Ao fazer catorze anos, a família já estava completa e de tanto trabalhar na agricultura, exposto ao sol, e contando com a origem genética o meu pai adoeceu de diabetes tipo número dois e começou uma luta intensa pelo tratamento que teria que ser feito no hospital de Quixeramobim, cidade mais próxima, tinha que evitar muitas comidas, doces, esforços.
Ele fazia o tratamento com seriedade e com muita dificuldade, com ajuda dos irmãos, dos vizinhos e da família; mas, foi ficando frágil, não dava mais conta de trabalhar sol a sol, a nossa vida econômica e financeira foi se tornando mais difícil, muitos filhos para criar, tínhamos que estudar em escola pública, aliás, estudei em apenas uma escola particular na minha vida que foi no Patronato Santa Terezinha, aquele do castigo da farda; via o papai triste, a mamãe sempre rezando, preocupada com as difíceis condições de vida e eu me preocupava muito com o futuro, principalmente com o nosso estudo.

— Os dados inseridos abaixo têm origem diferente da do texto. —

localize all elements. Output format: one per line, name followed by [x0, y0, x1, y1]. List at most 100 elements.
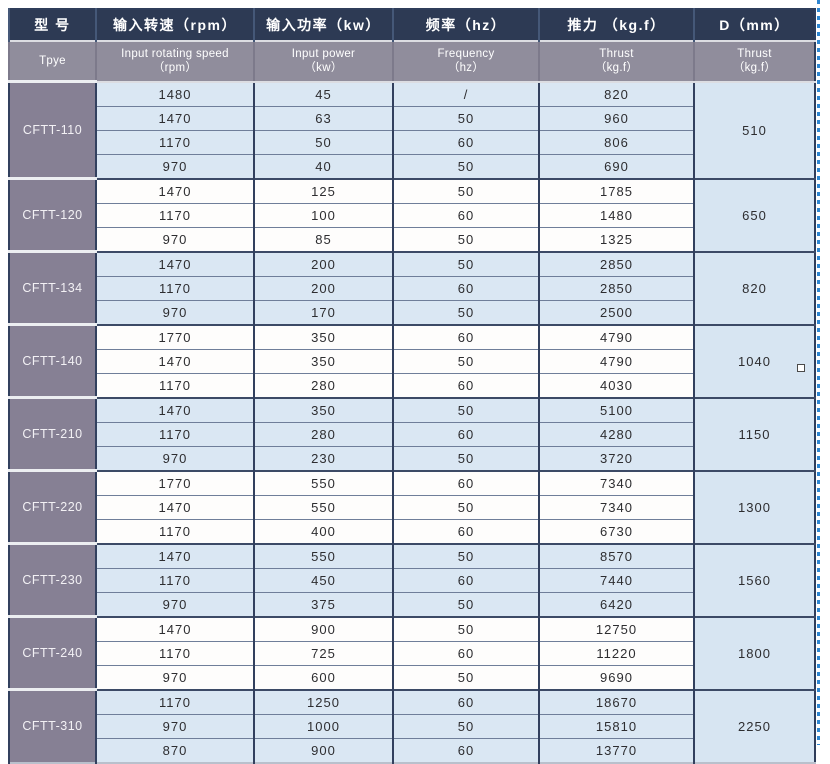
model-cell: CFTT-140 — [8, 323, 96, 398]
power-cell: 85 — [253, 226, 393, 252]
frequency-cell: 60 — [392, 129, 539, 154]
thrust-cell: 12750 — [538, 615, 694, 641]
thrust-cell: 2850 — [538, 250, 694, 276]
power-cell: 350 — [253, 323, 393, 349]
power-cell: 1250 — [253, 688, 393, 714]
table-row: CFTT-220 1770 550 60 7340 1300 — [8, 469, 815, 544]
table-row: 970 1000 50 15810 — [9, 713, 815, 738]
rpm-cell: 1470 — [95, 494, 254, 519]
power-cell: 1000 — [253, 713, 393, 738]
power-cell: 50 — [253, 129, 393, 154]
header-row-english: Tpye Input rotating speed （rpm） Input po… — [8, 40, 815, 83]
power-cell: 450 — [253, 567, 393, 592]
thrust-cell: 4030 — [538, 372, 694, 398]
diameter-cell: 1300 — [693, 469, 815, 544]
rpm-cell: 1170 — [95, 421, 254, 446]
power-cell: 125 — [253, 177, 393, 203]
frequency-cell: 50 — [392, 105, 539, 130]
header-thrust-en-line2: （kg.f） — [594, 62, 639, 75]
rpm-cell: 1770 — [95, 323, 254, 349]
model-cell: CFTT-120 — [8, 177, 96, 252]
power-cell: 400 — [253, 518, 393, 544]
model-cell: CFTT-310 — [8, 688, 96, 763]
rpm-cell: 1170 — [95, 567, 254, 592]
spec-table: 型 号 输入转速（rpm） 输入功率（kw） 频率（hz） 推力 （kg.f） … — [8, 8, 816, 764]
frequency-cell: 60 — [392, 421, 539, 446]
frequency-cell: 50 — [392, 542, 539, 568]
table-row: 970 375 50 6420 — [9, 591, 815, 617]
model-cell: CFTT-134 — [8, 250, 96, 325]
power-cell: 230 — [253, 445, 393, 471]
power-cell: 100 — [253, 202, 393, 227]
frequency-cell: 60 — [392, 372, 539, 398]
frequency-cell: 50 — [392, 348, 539, 373]
thrust-cell: 1480 — [538, 202, 694, 227]
frequency-cell: 60 — [392, 737, 539, 763]
selection-dashed-border — [817, 0, 820, 745]
power-cell: 350 — [253, 396, 393, 422]
diameter-cell: 650 — [693, 177, 815, 252]
power-cell: 725 — [253, 640, 393, 665]
thrust-cell: 690 — [538, 153, 694, 179]
rpm-cell: 1470 — [95, 615, 254, 641]
frequency-cell: 50 — [392, 664, 539, 690]
diameter-cell: 1800 — [693, 615, 815, 690]
rpm-cell: 970 — [95, 445, 254, 471]
thrust-cell: 8570 — [538, 542, 694, 568]
rpm-cell: 1470 — [95, 250, 254, 276]
thrust-cell: 11220 — [538, 640, 694, 665]
power-cell: 200 — [253, 250, 393, 276]
rpm-cell: 1170 — [95, 129, 254, 154]
rpm-cell: 1470 — [95, 105, 254, 130]
power-cell: 550 — [253, 494, 393, 519]
model-cell: CFTT-230 — [8, 542, 96, 617]
rpm-cell: 1470 — [95, 542, 254, 568]
power-cell: 63 — [253, 105, 393, 130]
thrust-cell: 820 — [538, 80, 694, 106]
table-row: 1470 350 50 4790 — [9, 348, 815, 373]
thrust-cell: 9690 — [538, 664, 694, 690]
diameter-cell: 2250 — [693, 688, 815, 763]
header-input-speed-en: Input rotating speed （rpm） — [95, 40, 254, 83]
thrust-cell: 2500 — [538, 299, 694, 325]
table-row: CFTT-240 1470 900 50 12750 1800 — [8, 615, 815, 690]
thrust-cell: 15810 — [538, 713, 694, 738]
header-frequency-en-line1: Frequency — [437, 47, 495, 60]
power-cell: 350 — [253, 348, 393, 373]
power-cell: 600 — [253, 664, 393, 690]
thrust-cell: 13770 — [538, 737, 694, 763]
table-row: 1170 200 60 2850 — [9, 275, 815, 300]
table-row: CFTT-134 1470 200 50 2850 820 — [8, 250, 815, 325]
thrust-cell: 960 — [538, 105, 694, 130]
spec-table-body: CFTT-110 1480 45/820 510 1470 63 50 960 1170 50 60… — [8, 80, 815, 763]
header-input-speed-cn: 输入转速（rpm） — [95, 9, 254, 41]
rpm-cell: 1470 — [95, 348, 254, 373]
power-cell: 200 — [253, 275, 393, 300]
thrust-cell: 7340 — [538, 494, 694, 519]
frequency-cell: 60 — [392, 518, 539, 544]
header-type-en-line1: Tpye — [39, 54, 66, 67]
power-cell: 550 — [253, 469, 393, 495]
thrust-cell: 4280 — [538, 421, 694, 446]
table-row: CFTT-230 1470 550 50 8570 1560 — [8, 542, 815, 617]
thrust-cell: 4790 — [538, 348, 694, 373]
table-row: CFTT-140 1770 350 60 4790 1040 — [8, 323, 815, 398]
header-input-power-en: Input power （kw） — [253, 40, 393, 83]
header-diameter-en-line2: （kg.f） — [732, 62, 777, 75]
rpm-cell: 1170 — [95, 202, 254, 227]
power-cell: 375 — [253, 591, 393, 617]
table-row: 1170 725 60 11220 — [9, 640, 815, 665]
thrust-cell: 18670 — [538, 688, 694, 714]
thrust-cell: 5100 — [538, 396, 694, 422]
rpm-cell: 970 — [95, 299, 254, 325]
frequency-cell: 50 — [392, 615, 539, 641]
rpm-cell: 970 — [95, 153, 254, 179]
table-row: 970 600 50 9690 — [9, 664, 815, 690]
header-frequency-en-line2: （hz） — [447, 62, 485, 75]
selection-resize-handle[interactable] — [797, 364, 805, 372]
model-cell: CFTT-220 — [8, 469, 96, 544]
header-frequency-cn: 频率（hz） — [392, 9, 539, 41]
diameter-cell: 1040 — [693, 323, 815, 398]
frequency-cell: 50 — [392, 299, 539, 325]
power-cell: 550 — [253, 542, 393, 568]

Um dia ouvi o papai muito constrangido contando para a mamãe que o vovô Manoel, seu pai, havia dito que ele deveria nos tirar da escola e colocar para trabalhar na roça para ajudá-lo a criar a família e ele falou: não papai, o único bem que posso deixar para meus filhos é a educação, por meio do estudo e isto eu não faço, elas vão continuar estudando, mesmo que eu tenha que sacrificar minha saúde.
Recordo, do orgulho que ele sentia de mim, quando participava das reuniões de escola e voltava todo contente com os elogios que recebia de meu bom desempenho na escola; isto me comprometia cada vez mais a lutar pelo estudo, para um dia tornar-me “pessoa importante” e retornar com alegrias a realização dos seus sonhos de pai; eu tinha muito orgulho dele, homem de pouco estudo, mas era muito inteligente, de caráter, honesto e de muita fibra.
Pensando no que fazer para construir um futuro promissor, decidi então ir morar em Fortaleza na casa de uma prima, para cuidar da filha dela e ter acesso aos estudos. Aquela separação foi de partir o coração, foi muito, muito dolorosa, fui uma ou duas vezes neste ano ver meus pais.
No ano seguinte minha irmã mais velha, a Sônia, me acompanhou, foi para outra casa e assim, fomos nos distanciando do nosso lar, assumindo uma realidade em prol do futuro que nos dava força, coragem e bravura diante dos desafios que eram postos a nossa frente e com todas as provas, e que, de certa forma, nos obrigava a encarar ou encarar, não tinha outras opção, cabia somente a nós, enfrenta-los com muita coragem e contando com a aprovação que tivemos de nossos pais e foi isto que aconteceu.
Lembro que véspera de meus quinze anos, viajei para Fortaleza com minha irmã mais velha, já de mudança em busca de melhores condições de vida e ao despedir do papai, já muito fragilizado, na madrugada do dia seis de janeiro de 1974, faria 15 anos dia sete, e sem forças para levantar para o abraço, que seria o derradeiro, sentou-se e tristonhamente nos abençoou, desejando boa sorte e disse que acreditava na gente, confiava, somente por esta razão que nos deixaria partir e saí com o coração apertadinho, foi o último dia que vi meu pai.
Independência, muito trabalho, dificuldade financeira, muito estudo, para enfrentar o mundo do mundo; a cada ano vinha mais uma irmã e a mamãe ficou um tempo ainda em Madalena. Saudades, pouco dinheiro, moramos em casa de parente, em alojamento, em kitinete e depois que todas estavam empregadas alugamos uma casa.
Em 1982, a mamãe veio morar conosco, um alento! Ótima companhia, proteção de mãe, comida feita, arrumava até minha mala, pois eu já gostava muito de viajar e não tinha tempo em casa nem para arrumá-la; ela costumava dizer que eu era uma visita em casa. Acordava cedo, ia almoçar correndo, trabalhava a noite e dormia pouco, este era o meu dia a dia.